Most anti-immigration pressure groups get funding from the government, do they?  Tell you what, I'd like to see a list of actual donors. There's no subsidy from government, but what about the people who subsidise the main political party in government?  What about that party's supporters?  What about other, less popular political parties?


lushd said...

Huge multi-racial melting pot... I love the brazen-ness of that.

According to the ONS 89% of British residents were born here. Or to put it another way, 9 out 10. So some of them have that thing that makes their skin a bit darker than some of the others. But all have been brought up with Coronation Street, expensive and unreliable public transport, drizzle, terrible customer service, Posh Spice and all the other character forming horrors of life here.

I really would prefer it if Migration Watch was straight about its racism and didn't try to disguise it in this fake sociology. It makes them twice as odious and adds dishonesty to their long list of moral failings.

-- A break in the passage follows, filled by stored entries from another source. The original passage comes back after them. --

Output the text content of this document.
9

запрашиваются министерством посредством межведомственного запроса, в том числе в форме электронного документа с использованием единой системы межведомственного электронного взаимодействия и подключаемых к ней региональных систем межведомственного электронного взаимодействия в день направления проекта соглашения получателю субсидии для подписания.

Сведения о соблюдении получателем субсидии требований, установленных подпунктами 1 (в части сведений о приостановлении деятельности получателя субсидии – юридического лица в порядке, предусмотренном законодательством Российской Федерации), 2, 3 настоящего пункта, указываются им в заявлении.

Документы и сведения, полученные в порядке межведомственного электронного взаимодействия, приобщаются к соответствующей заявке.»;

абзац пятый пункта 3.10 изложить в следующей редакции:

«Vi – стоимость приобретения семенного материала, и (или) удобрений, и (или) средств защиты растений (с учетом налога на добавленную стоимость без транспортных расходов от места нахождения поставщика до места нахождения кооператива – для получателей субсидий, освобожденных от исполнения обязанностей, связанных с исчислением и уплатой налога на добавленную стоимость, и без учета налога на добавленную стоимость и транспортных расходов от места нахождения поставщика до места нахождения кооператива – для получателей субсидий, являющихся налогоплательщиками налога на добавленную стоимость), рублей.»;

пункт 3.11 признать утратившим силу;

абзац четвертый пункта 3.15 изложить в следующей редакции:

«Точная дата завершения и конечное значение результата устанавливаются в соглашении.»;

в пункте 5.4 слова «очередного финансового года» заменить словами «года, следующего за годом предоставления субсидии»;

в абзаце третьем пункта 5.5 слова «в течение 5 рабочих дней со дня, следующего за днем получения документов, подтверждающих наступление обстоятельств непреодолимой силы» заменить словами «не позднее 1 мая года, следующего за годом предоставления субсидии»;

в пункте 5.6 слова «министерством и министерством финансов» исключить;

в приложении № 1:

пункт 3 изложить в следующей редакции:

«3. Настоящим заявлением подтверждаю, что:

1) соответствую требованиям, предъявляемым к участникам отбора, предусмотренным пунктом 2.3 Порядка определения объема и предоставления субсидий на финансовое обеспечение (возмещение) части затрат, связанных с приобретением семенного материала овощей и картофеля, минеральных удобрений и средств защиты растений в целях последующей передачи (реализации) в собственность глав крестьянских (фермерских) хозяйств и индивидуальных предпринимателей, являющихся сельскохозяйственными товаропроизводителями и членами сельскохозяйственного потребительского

Five Chinese Crackers said...

Migrationwatch do seem to have been creeping further toward a position that focuses much less on the one about sheer numbers of people it used to claim was its only focus.

We're getting worries about 'changing the face of Britain' much more frequently now - and of course David Colemen had his argument about how the 'white British' will be a minority by 2066 late last year (mentioned in the current press release, attributed to 'one of the country's leading demographers' without mentioning he's one of Migrationwatch's founders and an advisor to them).

Hey - perhaps they were just as concerned with the type of people migrating to Britain as the numbers. Ahem.

Anonymous said...

"Three quarters (75 per cent) of Britons believe that immigration is currently a problem, according to new research released today by Ipsos MORI" 21 Feb 2011, Ipsos MORI website.

Difficult to argue with the will of the British electorate...

Five Chinese Crackers said...

Hi Anonymous,

As I said in the OP, another recent study showed that people who thought the number of immigrants in the country was too high dropped to less than half when they found out how high the number really was. They'd overestimated the number in the country. The average estimation of how many there were was three times the real figure.

Arguing with the electorate is something that must be done when they're misinformed.

Five Chinese Crackers said...

Oh, and thanks Anonymous. That poll has provided me with material for another post.

Unknown said...

It's nice to know "Paul" is still hanging around.

However, it's disappointing to see that he seems unwilling to engage in a proper debate, preferring instead to pepper anonymous comments around the place.